Foto: Oli Scarff/ AFP/ Getty Images

Am 28. August 2003 ist Peter Hacks gestorben, ein Mann, der schon lange vor seinem Tod für altmodisch und überholt erklärt wurde. Schließlich galt in der postmodernen Theaterkultur niemand als so anarchronistisch, wie ein kommunistischer Dramatiker, der mit seinem Stücken immer auch erkennen will, wie die Gesellschaft funktioniert. Von der Aktualität eines Hacks-Stücks kann man sich im Theaterforum Kreuzberg überzeugen. Dort wird noch einmal am kommenden Wochenende vom Simon Dach Projekttheater in der Regie von Peter Wittig die Komödie "Der Geldgott" aufgeführt. Hacks gehörte bekanntlich zu den DDR-Oppositionellen, die an der Politik der SED deswegen zunehmend verzweifelten, weil sie Kommunismus immer unmöglicher machte und mit zum Ende der DDR beitrug. Er war einer der wenigen Intellektuellen, der nach 1989 nicht zum Wendehals wurde. Er trat weiter für die Ziele ein, die ihm vor 1989 in bestimmten Kreisen zu einem Salondissidenten, danach zu einem Erzstalinisten stempelten.
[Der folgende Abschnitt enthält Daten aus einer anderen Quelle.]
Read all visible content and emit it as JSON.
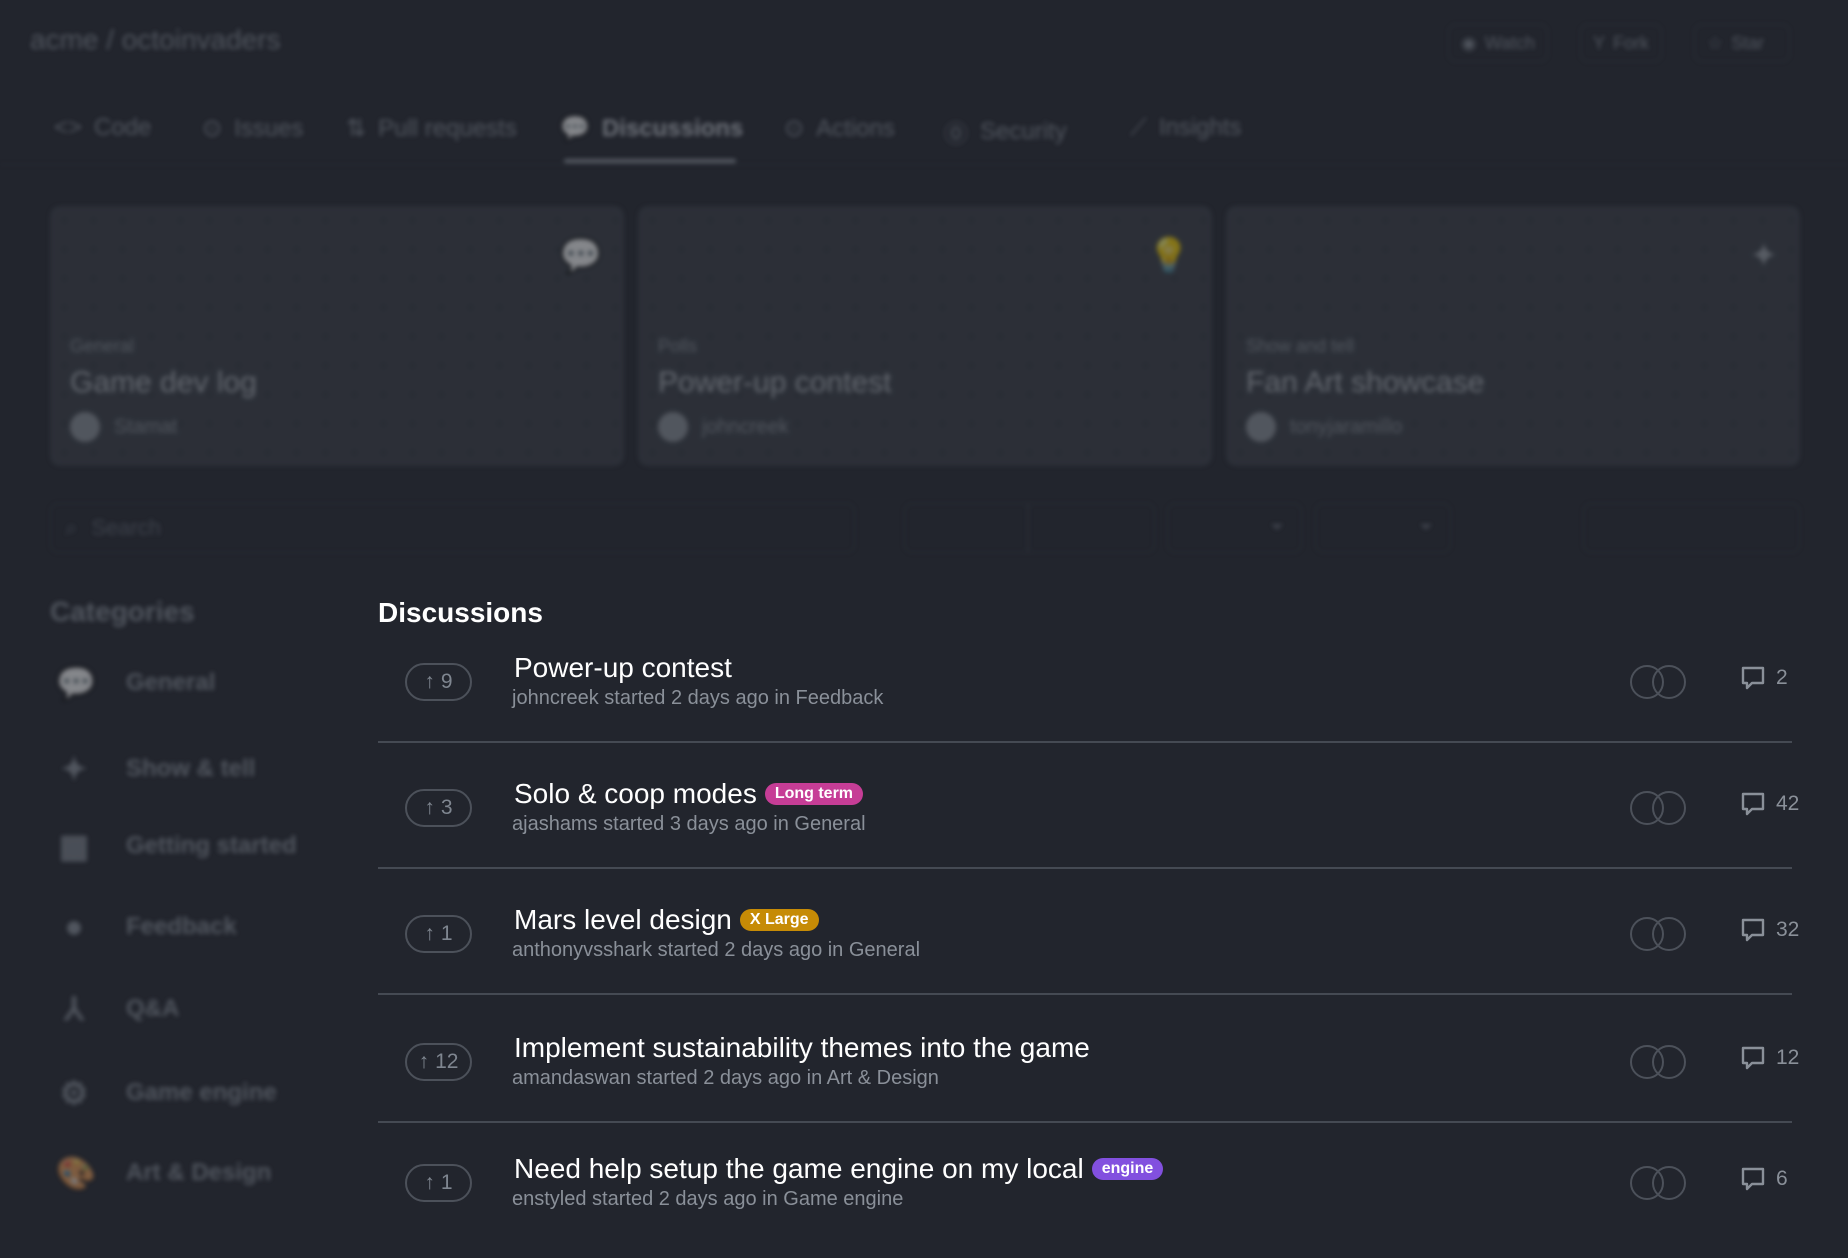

Mit seinem Stück „Der Geldgott“ reagierte Hacks auf die Rehabilitierung des kapitalistischen Wertgesetzes nach 1989. Das Stück wurde 1993 zunächst nur am Theater Greifswald aufgeführt. Hacks schien damit zufrieden. „Gott bewahre die Welt vor Stücken, die nur auf hauptstädtische Staatstheater passen“, hatte die Tagesspiegel-Redakteurin Sibylle Wirsing dem atheistischen Hacks in den Mund gelegt. Sollte die Aussage zufrieden, könnte Hacks auch posthum zufrieden sein. Das Stück wurde in Berlin nicht in einem Staatstheater sondern auf einer experimentellen Kreuzberger Bühne aufgeführt. Wirsings Mutmaßung, dass Hacks Stücke nur noch in Vorpommern laufen können, hat sich zehn Jahre später als falsch erwiesen. Es waren auch viele jüngere Leute, die das Stück im Theaterforum sehen wollen und vielleicht von einer Repräsentationsbühne nicht erreicht würden. Das neue Interesse kann auch darin liegen, dass Verhältnisse einfach wieder reif sind für Hacks materialistische Gesellschaftskritik auch im Theater.
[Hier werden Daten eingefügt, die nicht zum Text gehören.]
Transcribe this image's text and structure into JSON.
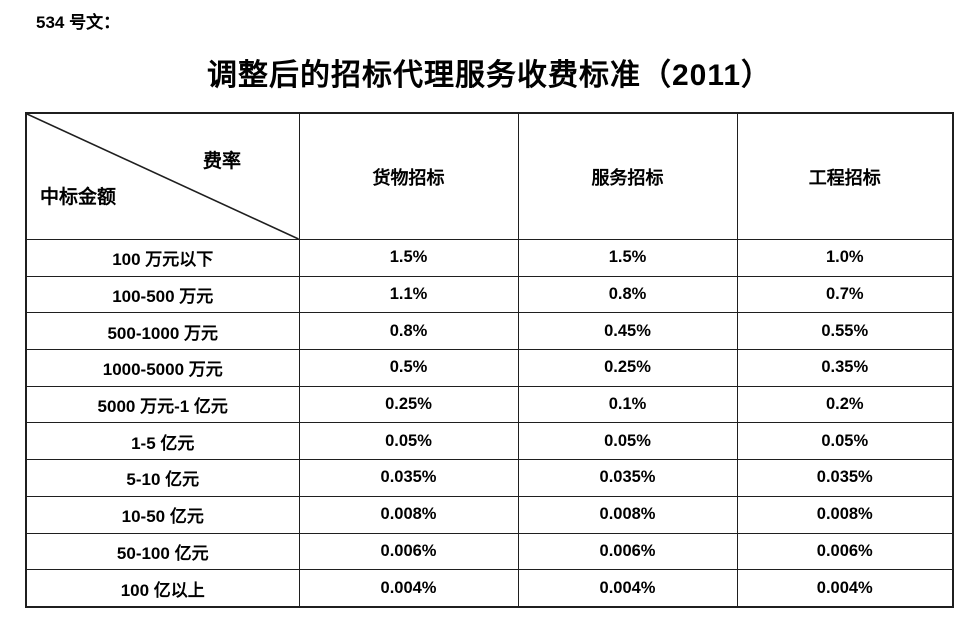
{
  "doc_label": "534 号文：",
  "title": "调整后的招标代理服务收费标准（2011）",
  "table": {
    "corner": {
      "top_right": "费率",
      "bottom_left": "中标金额"
    },
    "columns": [
      "货物招标",
      "服务招标",
      "工程招标"
    ],
    "rows": [
      {
        "label": "100 万元以下",
        "values": [
          "1.5%",
          "1.5%",
          "1.0%"
        ]
      },
      {
        "label": "100-500 万元",
        "values": [
          "1.1%",
          "0.8%",
          "0.7%"
        ]
      },
      {
        "label": "500-1000 万元",
        "values": [
          "0.8%",
          "0.45%",
          "0.55%"
        ]
      },
      {
        "label": "1000-5000 万元",
        "values": [
          "0.5%",
          "0.25%",
          "0.35%"
        ]
      },
      {
        "label": "5000 万元-1 亿元",
        "values": [
          "0.25%",
          "0.1%",
          "0.2%"
        ]
      },
      {
        "label": "1-5 亿元",
        "values": [
          "0.05%",
          "0.05%",
          "0.05%"
        ]
      },
      {
        "label": "5-10 亿元",
        "values": [
          "0.035%",
          "0.035%",
          "0.035%"
        ]
      },
      {
        "label": "10-50 亿元",
        "values": [
          "0.008%",
          "0.008%",
          "0.008%"
        ]
      },
      {
        "label": "50-100 亿元",
        "values": [
          "0.006%",
          "0.006%",
          "0.006%"
        ]
      },
      {
        "label": "100 亿以上",
        "values": [
          "0.004%",
          "0.004%",
          "0.004%"
        ]
      }
    ]
  },
  "colors": {
    "border": "#1f1f1f",
    "text": "#000000",
    "background": "#ffffff"
  }
}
Wenn man das Bühnenbild im Theaterforum am Beginn des Stücks sieht, kommt einen spontan das aktuelle Weltgeschehen in den Sinn. Eine Frau steht mit einem Schild in der Landschaft, auf dem "Athen, Delphi" geschrieben steht, als wäre sie eine Tramperin bei einem Griechenlandtrip. Derweil läuft ein blinder Mann ständig im Kreis. Ist das der in den Medien Zeiten der Wirtschaftskrise so viel beschworene kranke Mann am Peleponnes? Wer seinen Hacks kennt, weiß natürlich, dass es der vom Obergott Zeus mit Blindheit geschlagene Pluto ist, der durch die Landschaft irrt und zufällig beim Töpfer Chremylos aufläuft. Der erhofft sich von dem hohen Besuch natürlich eigene Vorteile und verschaffte ihn auf eigene Kosten Heilung.
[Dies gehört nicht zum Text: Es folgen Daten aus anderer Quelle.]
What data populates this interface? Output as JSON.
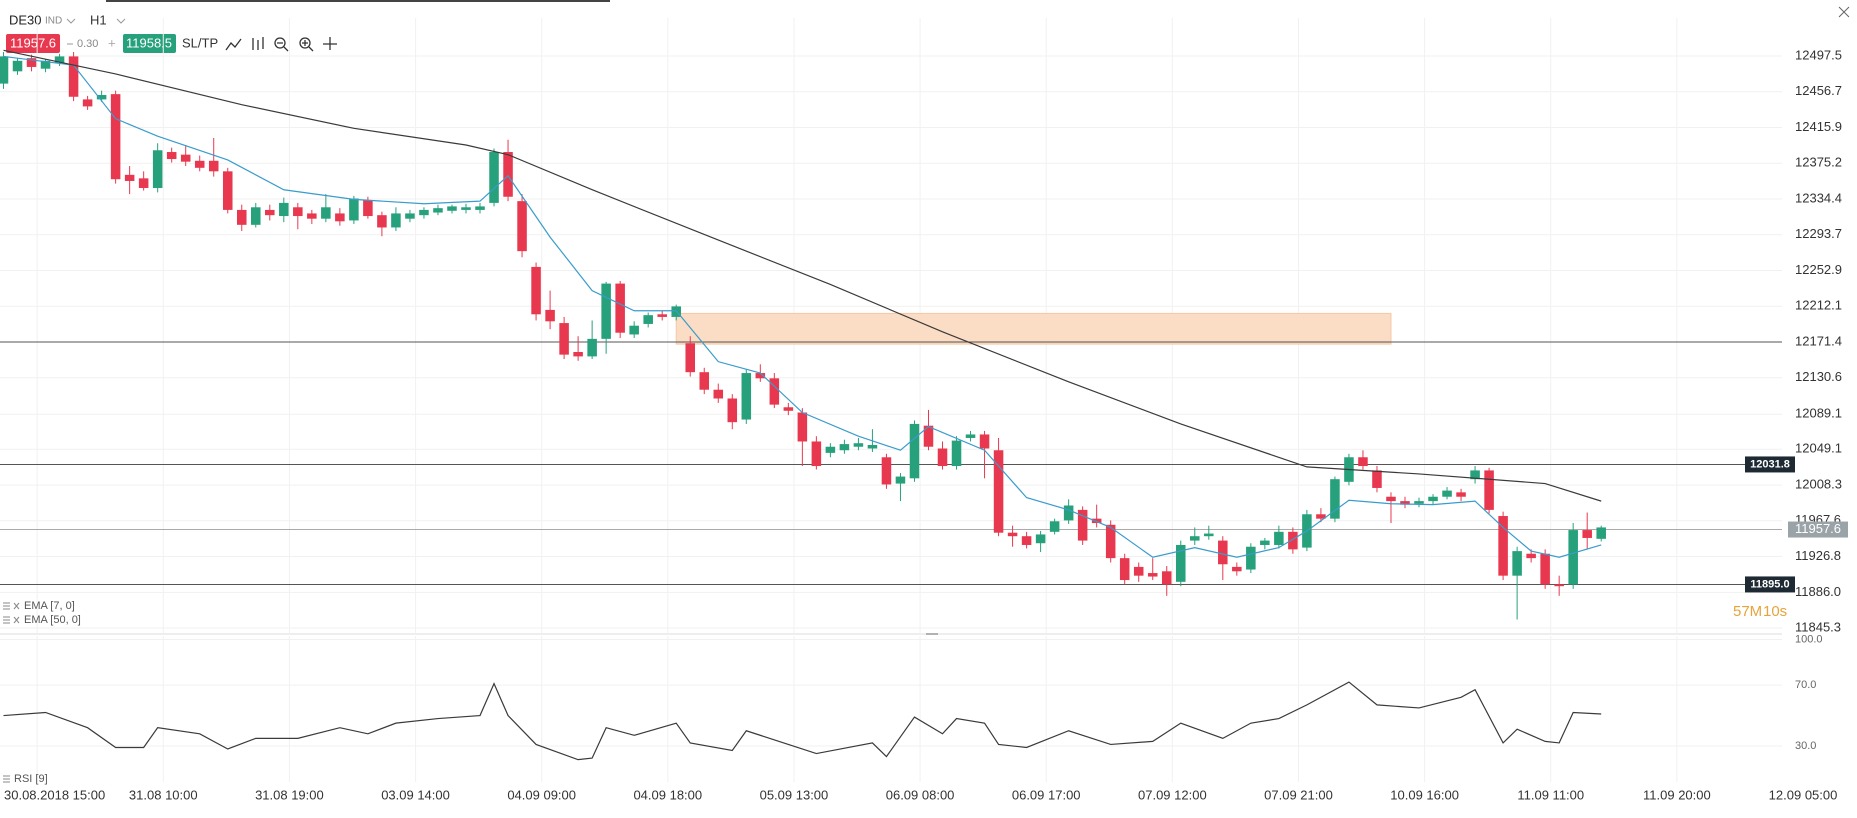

Statt einen Batzen Geld ein Sack voll Kredit

Natürlich hoffte er auf göttliche Belohnung. Doch zunächst wurde er enttäuscht. Der wieder sehende Pluto kannte in vollem Tand natürlich keine Armen und Arbeiter und wies alle Stalkingversuche des um sich um seinen Lohn geprellt fühlenden Handwerkers brüsk zurück. Derweil hatten zwei Nachbarn, die den Töpfern immer um schwänzelten und von Hacks die Namen Frau Beutelrock und Herr Lüsterblick bekommen haben, an Pluto herangemacht. Am Ende wird Chremylos von Pluto doch noch Beachtung zuteil. Aber statt eines Batzen Geld bekam er einen Sack voll Kredit, mit dem er zunächst wenig anfangen kann. Schließlich lebte er noch in einer Welt, in der bar bezahlt wurde und die Einnahmen nicht investiert sondern ausgegeben wurden. Kapitalistische Rationalität war den Mann aus der Sklavenhaltergesellschaft noch fremd. Wenn unter Historikern der Antike heute gelegentlich die Frage diskutiert wird, warum die römische Gesellschaft, nicht in der Phase des Kapitalismus angekommen ist, wo sie doch sovieles schon besaß, was dafür erforderlich wäre, bei Hacks kann man es erfahren. Sie kannten noch nicht den Kredit und nutzen ihre Einnahmen nicht zum Investieren, zwei basics des Kapitalismus.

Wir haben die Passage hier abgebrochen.